Mas também o vereador com o pelouro da protecção civil na autarquia se pronunciou sobre o tema. Jorge Gomes garante que politicamente assume a responsabilidade do trabalho que está a ser realizado pelo coordenador municipal da protecção civil e acusa Carlos Pinto de ter discriminado a corporação enquanto foi presidente da autarquia “em primeiro lugar importa esclarecer o senhor vereador que existe um coordenador municipal de protecção civil e não um comandante. Em segundo lugar não quero deixar de referir que o professor Joaquim Matias exerce esta função de forma gratuita mas isso não acontecia nos mandatos em que o senhor vereador foi presidente do município, remunerando o comandante operacional de então. Eu chego à conclusão que o voto contra o protocolo dos bombeiros na reunião de Novembro foi motivados por razões pessoais em que o senhor vereador costuma ser exímio. Aliás importa referir que quando o professor Joaquim Matias não quis apoiar nas eleições autárquicas de 2013 o candidato Pedro Farromba, o subsídio dos bombeiros passou de seis mil para 2500 euros mensais”.    

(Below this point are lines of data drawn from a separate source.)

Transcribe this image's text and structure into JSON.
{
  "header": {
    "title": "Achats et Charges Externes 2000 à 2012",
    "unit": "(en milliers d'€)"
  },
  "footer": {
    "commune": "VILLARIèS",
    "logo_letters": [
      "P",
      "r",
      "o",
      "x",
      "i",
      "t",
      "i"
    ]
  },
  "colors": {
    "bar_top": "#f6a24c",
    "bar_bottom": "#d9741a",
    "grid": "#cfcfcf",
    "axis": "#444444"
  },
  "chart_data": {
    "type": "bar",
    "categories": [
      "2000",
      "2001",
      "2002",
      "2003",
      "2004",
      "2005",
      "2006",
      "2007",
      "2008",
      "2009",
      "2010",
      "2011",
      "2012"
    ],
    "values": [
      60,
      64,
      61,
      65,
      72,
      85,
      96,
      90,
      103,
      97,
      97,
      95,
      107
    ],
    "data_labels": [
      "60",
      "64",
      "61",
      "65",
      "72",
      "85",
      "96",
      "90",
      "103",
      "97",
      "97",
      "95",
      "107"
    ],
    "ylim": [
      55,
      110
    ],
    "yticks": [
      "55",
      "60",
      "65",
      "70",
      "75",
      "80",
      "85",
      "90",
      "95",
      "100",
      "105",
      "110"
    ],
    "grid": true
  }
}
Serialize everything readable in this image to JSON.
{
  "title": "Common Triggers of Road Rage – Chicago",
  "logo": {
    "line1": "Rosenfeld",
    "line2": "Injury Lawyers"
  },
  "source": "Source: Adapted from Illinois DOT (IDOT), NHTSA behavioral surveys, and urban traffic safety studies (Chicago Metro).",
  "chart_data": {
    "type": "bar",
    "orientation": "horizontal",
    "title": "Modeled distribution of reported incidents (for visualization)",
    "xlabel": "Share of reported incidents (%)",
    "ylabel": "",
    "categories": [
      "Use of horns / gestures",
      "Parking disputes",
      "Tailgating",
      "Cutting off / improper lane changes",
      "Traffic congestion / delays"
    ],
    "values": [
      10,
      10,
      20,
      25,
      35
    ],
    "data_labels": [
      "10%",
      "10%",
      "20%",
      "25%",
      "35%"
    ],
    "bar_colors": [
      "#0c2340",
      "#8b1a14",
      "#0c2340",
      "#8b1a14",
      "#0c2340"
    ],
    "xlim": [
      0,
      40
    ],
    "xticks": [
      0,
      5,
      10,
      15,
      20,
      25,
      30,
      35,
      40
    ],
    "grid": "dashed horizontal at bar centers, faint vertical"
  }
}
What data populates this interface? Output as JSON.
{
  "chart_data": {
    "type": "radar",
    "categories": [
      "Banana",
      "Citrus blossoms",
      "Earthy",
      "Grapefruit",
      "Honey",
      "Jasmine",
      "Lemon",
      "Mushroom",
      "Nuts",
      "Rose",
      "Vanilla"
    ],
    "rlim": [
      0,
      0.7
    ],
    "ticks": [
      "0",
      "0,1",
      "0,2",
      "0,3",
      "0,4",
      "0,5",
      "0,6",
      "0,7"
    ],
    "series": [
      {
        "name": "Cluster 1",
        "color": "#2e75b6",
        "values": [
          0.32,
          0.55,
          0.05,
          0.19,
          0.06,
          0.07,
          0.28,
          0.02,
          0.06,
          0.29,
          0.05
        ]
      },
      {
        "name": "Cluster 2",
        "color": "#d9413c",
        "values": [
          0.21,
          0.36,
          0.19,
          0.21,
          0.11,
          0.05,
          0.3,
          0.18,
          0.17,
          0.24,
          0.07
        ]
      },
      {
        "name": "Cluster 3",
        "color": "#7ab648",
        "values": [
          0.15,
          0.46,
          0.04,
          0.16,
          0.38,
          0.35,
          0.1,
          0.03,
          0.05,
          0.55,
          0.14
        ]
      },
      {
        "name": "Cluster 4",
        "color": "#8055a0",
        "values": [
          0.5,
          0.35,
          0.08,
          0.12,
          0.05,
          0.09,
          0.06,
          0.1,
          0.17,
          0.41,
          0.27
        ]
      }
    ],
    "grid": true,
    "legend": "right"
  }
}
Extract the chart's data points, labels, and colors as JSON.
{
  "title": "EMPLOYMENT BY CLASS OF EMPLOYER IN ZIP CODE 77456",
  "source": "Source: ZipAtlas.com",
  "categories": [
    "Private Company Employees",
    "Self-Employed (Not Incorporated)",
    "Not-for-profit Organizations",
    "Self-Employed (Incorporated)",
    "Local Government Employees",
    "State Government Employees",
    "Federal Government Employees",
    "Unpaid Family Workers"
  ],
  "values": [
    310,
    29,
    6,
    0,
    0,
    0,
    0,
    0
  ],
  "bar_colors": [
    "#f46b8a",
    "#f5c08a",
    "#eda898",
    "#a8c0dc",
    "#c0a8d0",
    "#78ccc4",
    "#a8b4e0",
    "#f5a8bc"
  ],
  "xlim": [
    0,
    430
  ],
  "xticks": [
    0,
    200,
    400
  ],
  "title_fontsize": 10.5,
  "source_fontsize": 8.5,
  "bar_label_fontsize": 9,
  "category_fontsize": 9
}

Recorde-se que na reunião pública da autarquia covilhanense que decorreu no passado mês de Novembro foi aprovada a proposta de atribuição de um apoio financeiro anual aos bombeiros voluntários, no valor de cinco mil euros, destinado a comparticipação as despesas de manutenção das duas viaturas limpa neves. Uma proposta que não mereceu o voto favorável de Carlos Pinto. Uma posição que o presidente da direcção da corporação vem agora lamentar.